Sleep deprivation is actually a common problem among students, with the worst thing being that the reasons for your sleeplessness can be numerous, varied and cumulative.For example, a person worried about his/her partner cheating on him/her will lose sleep until he/she cannot concentrate on his/her work–until he/she starts losing sleep over his or her studies too. Ask yourself if you are experiencing any of these, and then consider their solutions carefully (because you may wish to try them anyway).
Are you worried about your studies?
This is a common concern amongst students, and the sad thing is that most people simply make it worse instead of taking positive action about it. To pull yourself out of this funk you need to enforce an unprecedented amount of discipline upon yourself. You need to make a plan to work a certain amount of hours per day, list your goals at the beginning of each session, and then force yourself to do it. After just one very productive session you will feel content enough to sleep (trust me!).
Are you in love with someone for the first time?
Students come of the age where childhood infatuations and obsessions develop into real feelings. You may have thought you loved that special girl in high school, even though you forgot her name when you played computer games at home. And then, you get to college and meet someone who creeps (interminably) into your thoughts. You meet someone who makes you excited for no reason, and whose annoying habits are just cute. If you are thinking about her (or him) as you go to sleep, then you are going to lose sleep. You need to force yourself to think of other things at night. Try active
imagination techniques to keep your mind focused on other matters.

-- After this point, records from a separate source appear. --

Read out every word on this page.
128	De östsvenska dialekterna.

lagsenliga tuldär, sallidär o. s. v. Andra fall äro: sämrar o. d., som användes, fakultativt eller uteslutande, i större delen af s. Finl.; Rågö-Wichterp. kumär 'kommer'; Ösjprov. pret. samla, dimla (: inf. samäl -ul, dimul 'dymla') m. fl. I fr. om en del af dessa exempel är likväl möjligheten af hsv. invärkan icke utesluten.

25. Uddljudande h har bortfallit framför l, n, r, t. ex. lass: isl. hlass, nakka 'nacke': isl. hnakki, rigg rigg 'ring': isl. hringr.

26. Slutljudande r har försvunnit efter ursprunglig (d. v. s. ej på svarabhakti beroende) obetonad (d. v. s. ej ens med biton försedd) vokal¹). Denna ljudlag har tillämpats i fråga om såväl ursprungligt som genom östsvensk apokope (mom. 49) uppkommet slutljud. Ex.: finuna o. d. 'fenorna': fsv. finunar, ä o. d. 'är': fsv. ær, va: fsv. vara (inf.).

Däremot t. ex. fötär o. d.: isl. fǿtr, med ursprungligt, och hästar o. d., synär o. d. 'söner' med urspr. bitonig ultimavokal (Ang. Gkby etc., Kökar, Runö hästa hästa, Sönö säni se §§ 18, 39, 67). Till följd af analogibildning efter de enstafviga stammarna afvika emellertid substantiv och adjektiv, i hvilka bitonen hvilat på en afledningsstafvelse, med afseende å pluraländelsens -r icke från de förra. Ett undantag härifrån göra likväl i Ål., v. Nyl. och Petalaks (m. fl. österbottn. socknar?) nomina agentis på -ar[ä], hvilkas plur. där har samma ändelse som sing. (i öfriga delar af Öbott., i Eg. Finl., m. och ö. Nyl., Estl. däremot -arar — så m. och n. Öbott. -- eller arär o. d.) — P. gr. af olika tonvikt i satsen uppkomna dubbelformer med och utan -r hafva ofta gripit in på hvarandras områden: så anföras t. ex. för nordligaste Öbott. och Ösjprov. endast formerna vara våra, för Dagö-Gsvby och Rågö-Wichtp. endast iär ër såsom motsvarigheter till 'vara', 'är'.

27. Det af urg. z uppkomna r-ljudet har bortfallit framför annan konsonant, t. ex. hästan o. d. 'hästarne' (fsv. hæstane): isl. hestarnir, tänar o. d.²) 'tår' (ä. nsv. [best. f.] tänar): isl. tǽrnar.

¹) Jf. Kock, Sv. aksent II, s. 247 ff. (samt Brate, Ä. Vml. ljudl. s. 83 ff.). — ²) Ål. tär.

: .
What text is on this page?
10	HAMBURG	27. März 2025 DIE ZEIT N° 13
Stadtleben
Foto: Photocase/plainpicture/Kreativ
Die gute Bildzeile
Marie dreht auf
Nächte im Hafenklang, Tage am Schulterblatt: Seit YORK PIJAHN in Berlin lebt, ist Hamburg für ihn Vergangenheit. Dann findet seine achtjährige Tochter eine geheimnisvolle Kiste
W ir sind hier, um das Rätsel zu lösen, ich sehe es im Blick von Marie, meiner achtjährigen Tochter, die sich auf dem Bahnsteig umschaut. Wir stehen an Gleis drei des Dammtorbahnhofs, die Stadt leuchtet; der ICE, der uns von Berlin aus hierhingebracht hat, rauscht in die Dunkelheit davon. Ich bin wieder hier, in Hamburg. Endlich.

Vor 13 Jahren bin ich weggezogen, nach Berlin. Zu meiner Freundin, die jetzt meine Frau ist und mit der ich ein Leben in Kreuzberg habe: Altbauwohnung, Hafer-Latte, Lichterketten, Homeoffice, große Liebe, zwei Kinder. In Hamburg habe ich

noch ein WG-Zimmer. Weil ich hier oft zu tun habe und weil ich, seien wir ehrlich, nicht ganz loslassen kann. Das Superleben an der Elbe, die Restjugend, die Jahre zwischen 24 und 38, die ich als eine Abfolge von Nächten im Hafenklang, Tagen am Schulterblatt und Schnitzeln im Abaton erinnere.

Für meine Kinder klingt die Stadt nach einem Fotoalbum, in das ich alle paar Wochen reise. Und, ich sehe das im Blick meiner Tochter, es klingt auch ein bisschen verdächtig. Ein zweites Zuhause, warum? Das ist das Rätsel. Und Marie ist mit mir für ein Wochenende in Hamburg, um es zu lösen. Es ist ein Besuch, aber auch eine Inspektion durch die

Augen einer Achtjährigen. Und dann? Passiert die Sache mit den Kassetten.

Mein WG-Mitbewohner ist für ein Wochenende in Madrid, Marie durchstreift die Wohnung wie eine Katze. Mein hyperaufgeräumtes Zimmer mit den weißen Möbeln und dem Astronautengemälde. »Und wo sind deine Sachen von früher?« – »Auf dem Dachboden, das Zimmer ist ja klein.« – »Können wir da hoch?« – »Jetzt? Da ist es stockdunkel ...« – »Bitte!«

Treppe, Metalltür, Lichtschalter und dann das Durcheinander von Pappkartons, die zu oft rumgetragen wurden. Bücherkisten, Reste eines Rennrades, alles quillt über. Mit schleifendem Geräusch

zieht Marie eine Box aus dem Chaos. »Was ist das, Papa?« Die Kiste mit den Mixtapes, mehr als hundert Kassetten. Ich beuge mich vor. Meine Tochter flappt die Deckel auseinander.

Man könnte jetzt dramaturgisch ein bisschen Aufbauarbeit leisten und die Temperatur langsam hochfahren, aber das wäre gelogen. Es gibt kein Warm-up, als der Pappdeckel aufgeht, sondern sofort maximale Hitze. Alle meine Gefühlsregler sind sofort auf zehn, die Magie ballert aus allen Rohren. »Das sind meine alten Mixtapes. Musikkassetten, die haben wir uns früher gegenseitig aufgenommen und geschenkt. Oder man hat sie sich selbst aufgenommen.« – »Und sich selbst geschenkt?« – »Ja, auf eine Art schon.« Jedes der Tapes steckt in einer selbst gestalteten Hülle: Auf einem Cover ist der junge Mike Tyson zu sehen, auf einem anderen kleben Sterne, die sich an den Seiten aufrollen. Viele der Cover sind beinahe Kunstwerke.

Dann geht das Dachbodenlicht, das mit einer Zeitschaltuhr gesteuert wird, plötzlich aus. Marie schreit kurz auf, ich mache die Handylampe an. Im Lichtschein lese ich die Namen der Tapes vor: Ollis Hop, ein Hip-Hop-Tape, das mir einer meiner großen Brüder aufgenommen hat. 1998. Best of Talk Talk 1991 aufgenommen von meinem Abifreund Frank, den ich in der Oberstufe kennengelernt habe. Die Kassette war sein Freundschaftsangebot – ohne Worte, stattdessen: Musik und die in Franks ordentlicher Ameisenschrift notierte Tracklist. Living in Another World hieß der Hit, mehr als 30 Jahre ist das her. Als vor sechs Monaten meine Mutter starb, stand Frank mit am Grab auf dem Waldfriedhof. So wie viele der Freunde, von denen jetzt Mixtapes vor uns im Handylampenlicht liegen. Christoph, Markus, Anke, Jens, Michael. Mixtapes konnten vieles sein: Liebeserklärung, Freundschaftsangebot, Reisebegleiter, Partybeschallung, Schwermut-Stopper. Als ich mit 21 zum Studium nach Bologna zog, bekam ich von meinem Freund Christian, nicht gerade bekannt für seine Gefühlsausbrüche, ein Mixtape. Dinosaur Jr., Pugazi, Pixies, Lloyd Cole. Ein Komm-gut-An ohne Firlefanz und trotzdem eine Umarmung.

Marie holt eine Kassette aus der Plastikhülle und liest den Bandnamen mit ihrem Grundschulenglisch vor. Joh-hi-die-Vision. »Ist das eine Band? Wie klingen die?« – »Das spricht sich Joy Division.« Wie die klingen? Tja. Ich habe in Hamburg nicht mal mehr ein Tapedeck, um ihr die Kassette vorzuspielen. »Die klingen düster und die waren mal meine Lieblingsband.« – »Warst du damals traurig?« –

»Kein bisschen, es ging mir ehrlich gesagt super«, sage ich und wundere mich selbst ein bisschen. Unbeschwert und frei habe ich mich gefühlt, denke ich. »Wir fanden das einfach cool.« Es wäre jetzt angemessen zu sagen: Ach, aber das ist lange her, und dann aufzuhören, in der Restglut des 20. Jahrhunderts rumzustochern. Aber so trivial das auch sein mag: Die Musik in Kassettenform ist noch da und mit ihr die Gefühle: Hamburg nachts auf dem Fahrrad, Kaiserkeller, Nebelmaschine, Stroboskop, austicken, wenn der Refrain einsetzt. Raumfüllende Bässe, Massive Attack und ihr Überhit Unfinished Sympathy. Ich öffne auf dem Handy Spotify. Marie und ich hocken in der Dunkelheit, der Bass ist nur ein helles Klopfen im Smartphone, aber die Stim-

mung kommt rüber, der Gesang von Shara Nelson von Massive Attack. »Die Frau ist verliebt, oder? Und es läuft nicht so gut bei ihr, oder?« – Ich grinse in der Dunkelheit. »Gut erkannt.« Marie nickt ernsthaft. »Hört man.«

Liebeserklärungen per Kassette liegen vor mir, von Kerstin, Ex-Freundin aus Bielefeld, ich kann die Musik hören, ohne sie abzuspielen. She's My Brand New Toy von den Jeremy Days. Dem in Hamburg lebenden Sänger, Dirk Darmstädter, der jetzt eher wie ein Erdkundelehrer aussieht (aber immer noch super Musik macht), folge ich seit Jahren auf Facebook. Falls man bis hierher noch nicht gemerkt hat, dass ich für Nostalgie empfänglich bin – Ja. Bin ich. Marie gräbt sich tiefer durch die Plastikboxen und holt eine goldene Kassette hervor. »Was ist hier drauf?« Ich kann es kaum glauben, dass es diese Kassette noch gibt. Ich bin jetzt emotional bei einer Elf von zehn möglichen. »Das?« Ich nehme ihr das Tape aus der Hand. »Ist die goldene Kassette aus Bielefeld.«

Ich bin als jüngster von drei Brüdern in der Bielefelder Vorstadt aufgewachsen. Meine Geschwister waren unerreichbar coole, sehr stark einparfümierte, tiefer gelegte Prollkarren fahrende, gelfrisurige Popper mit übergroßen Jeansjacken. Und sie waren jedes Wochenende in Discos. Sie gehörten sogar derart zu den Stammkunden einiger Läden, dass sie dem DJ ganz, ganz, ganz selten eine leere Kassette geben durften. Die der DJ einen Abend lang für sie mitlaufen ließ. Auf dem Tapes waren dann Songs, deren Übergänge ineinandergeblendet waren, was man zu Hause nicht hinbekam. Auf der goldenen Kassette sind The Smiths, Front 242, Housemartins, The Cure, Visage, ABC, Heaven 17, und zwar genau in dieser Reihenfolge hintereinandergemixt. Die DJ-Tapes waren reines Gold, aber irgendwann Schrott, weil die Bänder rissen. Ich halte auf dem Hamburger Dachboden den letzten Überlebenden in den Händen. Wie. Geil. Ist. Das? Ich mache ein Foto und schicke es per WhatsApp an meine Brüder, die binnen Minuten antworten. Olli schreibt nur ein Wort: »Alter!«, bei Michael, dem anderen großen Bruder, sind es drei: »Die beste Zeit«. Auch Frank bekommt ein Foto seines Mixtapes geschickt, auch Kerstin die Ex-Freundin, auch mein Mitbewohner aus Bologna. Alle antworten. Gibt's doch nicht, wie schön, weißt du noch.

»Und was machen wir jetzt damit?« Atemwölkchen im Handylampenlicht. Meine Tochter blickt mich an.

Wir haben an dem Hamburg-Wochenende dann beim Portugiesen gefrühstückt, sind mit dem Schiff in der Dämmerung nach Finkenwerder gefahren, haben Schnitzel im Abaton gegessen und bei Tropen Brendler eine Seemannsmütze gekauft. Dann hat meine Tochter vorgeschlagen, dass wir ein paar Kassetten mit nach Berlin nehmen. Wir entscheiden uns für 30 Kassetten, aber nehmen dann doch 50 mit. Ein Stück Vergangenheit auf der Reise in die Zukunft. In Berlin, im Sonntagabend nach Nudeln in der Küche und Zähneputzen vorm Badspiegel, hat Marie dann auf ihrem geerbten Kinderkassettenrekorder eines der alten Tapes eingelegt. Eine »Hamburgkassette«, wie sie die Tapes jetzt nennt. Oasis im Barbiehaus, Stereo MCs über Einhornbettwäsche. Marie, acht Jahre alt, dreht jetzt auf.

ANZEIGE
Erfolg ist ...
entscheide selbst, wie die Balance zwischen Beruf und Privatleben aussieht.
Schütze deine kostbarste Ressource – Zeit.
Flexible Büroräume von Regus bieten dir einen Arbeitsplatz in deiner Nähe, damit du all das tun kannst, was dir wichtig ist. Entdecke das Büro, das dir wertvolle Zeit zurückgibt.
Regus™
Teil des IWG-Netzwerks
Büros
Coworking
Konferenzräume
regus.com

Are you worried about money?
If you are losing sleep over this, then it is time to set a budget and stick to it. You are losing sleep over it because your subconscious is telling you that your spending is unplanned and your finances are erratic. Set a budget and take pride in achieving it–this is the only way to quiet that voice in your subconscious that keeps you awake at night.
Is it just that you cannot settle at night?
This means that you have not been able to find the root cause of your problem. Firstly, you need to stay awake for a full day and night and then wait until your correct bedtime before hitting the hay. You should also try music, but do not put on relaxing tunes or chill out music, because they are for people with nothing on their mind. Try something
with both passion and turmoil, such as the “Imaginaerum score” by Nightwish (don’t buy the version with the singing on or you will be up all night rocking it!).
Do you feel bad for another human being?
You may come across stories in college or volunteer and find out that some of the most horrific things happen in your local area and you did not know about it. Such as an adoptive father, uncle and grandfather raping a 13yr old girl with Aspergers until she is 19yrs old when she finds out she is adopted, because they know she cannot testify against them. Sometimes you are given the story first hand and get to hear every filthy disgusting act that one human is prepared to dispense to others.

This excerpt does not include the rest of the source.